Brexit: How it is affecting the price of your restaurant’s ingredients

The aftermath of the EU referendum has sent the British restaurant world into the unknown. The sharp fall in the value of the pound has started to raise costs of ingredients imported from overseas.

As Britain consumes 40 per cent of food from outside the UK, Vanessa King looks into the early implications that the post–referendum vote is having on the British dining scene.

Research by accountancy business Moore Stephens has suggested more than 5,500 restaurants could close in the next three years. The Restaurant Group, who own seven giant chains in the U.K, has already decided to close 33 restaurants.

New York-Italian style restaurant Frankie and Benny’s is the most affected, with 14 branches hanging up their chefs hats due to “challenging trading periods.”

Rising Costs

credit: flickr

The rising costs of pasta, wines and cheeses from Italy has seen many restaurants suffer.
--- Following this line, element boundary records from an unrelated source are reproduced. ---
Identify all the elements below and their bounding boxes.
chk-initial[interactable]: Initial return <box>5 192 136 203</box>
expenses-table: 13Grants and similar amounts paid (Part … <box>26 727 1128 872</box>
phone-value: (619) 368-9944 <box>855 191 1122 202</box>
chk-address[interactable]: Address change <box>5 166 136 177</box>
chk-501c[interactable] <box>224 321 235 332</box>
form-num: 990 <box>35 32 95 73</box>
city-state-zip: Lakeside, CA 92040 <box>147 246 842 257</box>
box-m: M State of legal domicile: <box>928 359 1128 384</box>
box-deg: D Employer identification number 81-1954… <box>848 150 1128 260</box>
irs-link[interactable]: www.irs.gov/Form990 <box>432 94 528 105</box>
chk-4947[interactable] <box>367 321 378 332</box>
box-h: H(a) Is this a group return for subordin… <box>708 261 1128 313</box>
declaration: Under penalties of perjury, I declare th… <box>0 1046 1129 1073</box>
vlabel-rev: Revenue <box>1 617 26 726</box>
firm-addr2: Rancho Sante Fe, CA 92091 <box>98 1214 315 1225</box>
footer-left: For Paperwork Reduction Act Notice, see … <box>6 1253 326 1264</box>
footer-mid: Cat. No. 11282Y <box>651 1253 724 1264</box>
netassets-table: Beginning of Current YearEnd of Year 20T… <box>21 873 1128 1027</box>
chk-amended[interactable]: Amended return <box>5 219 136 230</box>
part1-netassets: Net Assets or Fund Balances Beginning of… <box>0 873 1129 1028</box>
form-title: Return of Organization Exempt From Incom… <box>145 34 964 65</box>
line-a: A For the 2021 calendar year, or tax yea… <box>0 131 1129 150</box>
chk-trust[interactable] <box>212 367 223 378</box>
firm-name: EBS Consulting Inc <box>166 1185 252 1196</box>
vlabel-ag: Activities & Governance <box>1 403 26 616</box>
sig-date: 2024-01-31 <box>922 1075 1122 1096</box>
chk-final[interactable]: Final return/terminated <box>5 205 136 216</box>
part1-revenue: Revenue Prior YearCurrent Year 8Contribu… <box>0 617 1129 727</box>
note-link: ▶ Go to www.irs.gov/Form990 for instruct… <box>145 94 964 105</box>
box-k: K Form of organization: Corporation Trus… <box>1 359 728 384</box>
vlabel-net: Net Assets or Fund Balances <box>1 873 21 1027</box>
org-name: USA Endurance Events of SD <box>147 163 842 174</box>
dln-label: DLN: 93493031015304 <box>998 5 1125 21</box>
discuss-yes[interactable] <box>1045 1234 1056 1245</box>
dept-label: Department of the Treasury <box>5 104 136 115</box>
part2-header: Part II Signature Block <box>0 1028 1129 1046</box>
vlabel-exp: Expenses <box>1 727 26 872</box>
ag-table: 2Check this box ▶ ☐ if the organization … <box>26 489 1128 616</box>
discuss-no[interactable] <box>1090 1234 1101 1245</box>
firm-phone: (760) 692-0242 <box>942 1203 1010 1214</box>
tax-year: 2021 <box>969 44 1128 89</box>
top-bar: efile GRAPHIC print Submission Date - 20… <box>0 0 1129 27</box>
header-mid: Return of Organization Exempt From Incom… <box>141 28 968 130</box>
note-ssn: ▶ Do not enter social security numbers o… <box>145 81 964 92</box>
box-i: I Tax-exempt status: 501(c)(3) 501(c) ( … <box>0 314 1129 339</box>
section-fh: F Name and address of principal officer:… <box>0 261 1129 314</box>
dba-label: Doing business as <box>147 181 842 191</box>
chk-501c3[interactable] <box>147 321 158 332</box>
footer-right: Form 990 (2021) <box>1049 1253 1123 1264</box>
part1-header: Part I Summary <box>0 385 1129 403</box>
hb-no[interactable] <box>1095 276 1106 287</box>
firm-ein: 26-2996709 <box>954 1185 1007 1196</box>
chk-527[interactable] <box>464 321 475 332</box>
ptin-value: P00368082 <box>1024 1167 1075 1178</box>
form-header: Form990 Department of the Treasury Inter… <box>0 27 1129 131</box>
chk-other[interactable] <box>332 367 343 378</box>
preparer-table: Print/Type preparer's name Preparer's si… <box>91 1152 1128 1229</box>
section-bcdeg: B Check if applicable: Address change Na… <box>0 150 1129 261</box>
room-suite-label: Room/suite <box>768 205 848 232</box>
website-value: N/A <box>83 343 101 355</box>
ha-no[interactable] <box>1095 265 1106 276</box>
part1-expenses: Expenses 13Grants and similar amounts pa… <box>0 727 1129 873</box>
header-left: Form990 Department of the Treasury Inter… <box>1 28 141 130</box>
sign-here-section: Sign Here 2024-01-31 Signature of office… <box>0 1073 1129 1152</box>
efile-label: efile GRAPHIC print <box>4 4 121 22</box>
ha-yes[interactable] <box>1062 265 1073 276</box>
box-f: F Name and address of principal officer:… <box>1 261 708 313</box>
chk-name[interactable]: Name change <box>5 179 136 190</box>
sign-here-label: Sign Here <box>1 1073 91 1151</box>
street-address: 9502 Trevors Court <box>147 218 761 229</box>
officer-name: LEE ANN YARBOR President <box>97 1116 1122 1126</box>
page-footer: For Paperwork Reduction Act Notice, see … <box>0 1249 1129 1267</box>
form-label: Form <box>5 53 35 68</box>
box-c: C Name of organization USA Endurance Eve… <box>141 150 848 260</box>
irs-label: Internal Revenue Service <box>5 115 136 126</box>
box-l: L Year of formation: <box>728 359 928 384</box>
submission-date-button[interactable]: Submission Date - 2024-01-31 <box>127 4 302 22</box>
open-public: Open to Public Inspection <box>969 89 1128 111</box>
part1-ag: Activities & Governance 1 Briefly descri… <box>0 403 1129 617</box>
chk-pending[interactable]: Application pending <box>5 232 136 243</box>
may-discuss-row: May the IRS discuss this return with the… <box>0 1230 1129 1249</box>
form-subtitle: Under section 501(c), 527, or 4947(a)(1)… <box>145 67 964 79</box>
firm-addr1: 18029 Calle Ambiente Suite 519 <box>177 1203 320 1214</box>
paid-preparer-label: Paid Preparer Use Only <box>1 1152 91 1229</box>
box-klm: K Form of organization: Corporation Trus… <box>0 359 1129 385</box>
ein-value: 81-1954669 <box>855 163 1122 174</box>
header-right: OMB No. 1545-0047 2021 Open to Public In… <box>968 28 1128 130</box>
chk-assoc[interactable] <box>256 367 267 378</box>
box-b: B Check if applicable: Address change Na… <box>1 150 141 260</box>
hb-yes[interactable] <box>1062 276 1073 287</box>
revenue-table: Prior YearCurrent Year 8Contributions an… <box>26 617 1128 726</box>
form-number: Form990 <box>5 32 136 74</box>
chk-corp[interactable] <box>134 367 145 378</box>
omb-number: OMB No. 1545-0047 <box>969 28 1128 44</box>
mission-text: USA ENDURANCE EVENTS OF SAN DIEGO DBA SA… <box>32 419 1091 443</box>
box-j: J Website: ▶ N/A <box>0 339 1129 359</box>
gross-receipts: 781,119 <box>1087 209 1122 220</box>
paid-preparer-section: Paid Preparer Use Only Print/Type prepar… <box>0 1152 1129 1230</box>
According to analysts Brand View, milk prices have risen from 17 pence a litre to as much as 27 pence all over Europe, which has seen the cost of mozzarella and cheddar plunge.

Ingredients price rise (Statistics by MySuperMarket, 23 June 2016 – 31 Jan 2017)

  • Ice cream – 8.2 per cent
  • Flour – 6.1 per cent
  • Vegetables (on average) – 8.1 per cent
  • Beer – 16 per cent
  • Orange juice – 5.5 per cent
  • Ketchup – 3.3 per cent
  • Wine – 13 per cent
  • Sugar – 12 per cent
  • Butter – 9 per cent
  • Fish – 7 per cent

Experts have suggested restaurateurs will have to put meal prices up by five per cent to maintain revenue when buying ingredients from Italy, which runs the risk of losing business.

Who It Has Affected So Far

Celebrity chef Jamie Oliver is to close six of his Jamie’s Italian restaurants across the country, following tough trading after Britain’s decision to leave the EU. The Exeter branch has already closed for business.

Simon Blagden, chief executive of the Jamie Oliver Restaurant Group told The Guardian: “As every restaurateur knows, this is a tough market and because we refuse to compromise on the quality and provenance of our ingredients, it means it is not sustainable to keep all the restaurants open.”

As well as franchised establishments, smaller and independent restaurants have faced post–Brexit concerns.

Olive Tree Brasserie, which has branches in Preston, Lytham St Annes and Chester, imports most of its ingredients from Greece. The weakening pound against the Euro has posed threat to the contemporary Greek restaurant’s budget.

Every year, the managers from each Olive Tree Brasserie branch take a trip to Greece to cherry pick the best spices, vegetables and fish to use in their kitchen, and thrive on using ingredients authentic to the Greek cuisine, including cinnamon and olives.

Preston head chef, Martin Leach, said this is something Olive Tree Brasserie is not willing to compromise on, even though prices are inflating.


Martin said: “We pride ourselves on taking extra measures to ensure our customers have a real treat and Greek experience when they visit us. We do not want to ruin this by looking for cheap alternative options; it would really hinder what our restaurant is all about.”

On the subject of prices, Martin was keen to address that Olive Tree Brasserie’s menu prices are not going to increase.

Martin continued: “Negotiation with dealers abroad is taking place to get the best value for money; we would rather do this than punish our customers with increasing prices.”

Michelin-starred chef and restaurateur Jason Atherton has appealed to Theresa May to give post–Brexit details. He told the London Evening Standard that British restaurateurs are “sat waiting like plonkers” for information to be revealed.

Jason, who runs nine dining outlets in the capital and relies on the import of Eastern European fish, said restaurateurs need to start looking at where to buy produce depending on what effects leaving the EU will have.

credit: Jason Atherton

Jason Atherton says he is scared for Britain’s dining scene (Hotelympia)

Despite the prediction that Britain’s dining scene is heading for turmoil, there is good news for restaurants that rely heavily on beef.

Kai Binder, who runs Summat to Ate in Wigan, counts himself and other steakhouse restaurateurs lucky as Britain’s steakhouses have seen a rise in business in the last ten years.

Kai, who has owned the fine dining steakhouse for nine years, said: “I know many restaurant owners who are deeply concerned about if they can survive buying foreign import, now that they are more expensive than ever before.

“Like many steak restaurants, we buy our fillet, rib-eye and sirloin from British farmers, meaning Brexit is not a concern for us.”

The rise of Flaming Grill and Miller & Carter chains across the country have given Britain a real taste for steak, making steakhouses equate to 15 per cent of restaurants in the UK.

The British public’s decision to leave the EU seems to be having diverse implications on the British dining scene. With the threat of 5,500 restaurants closing by 2020, is there a future for restaurants who rely heavily on buying European goods? With the British restaurant field constantly evolving, only time will tell for the nation that eats out more than ever before.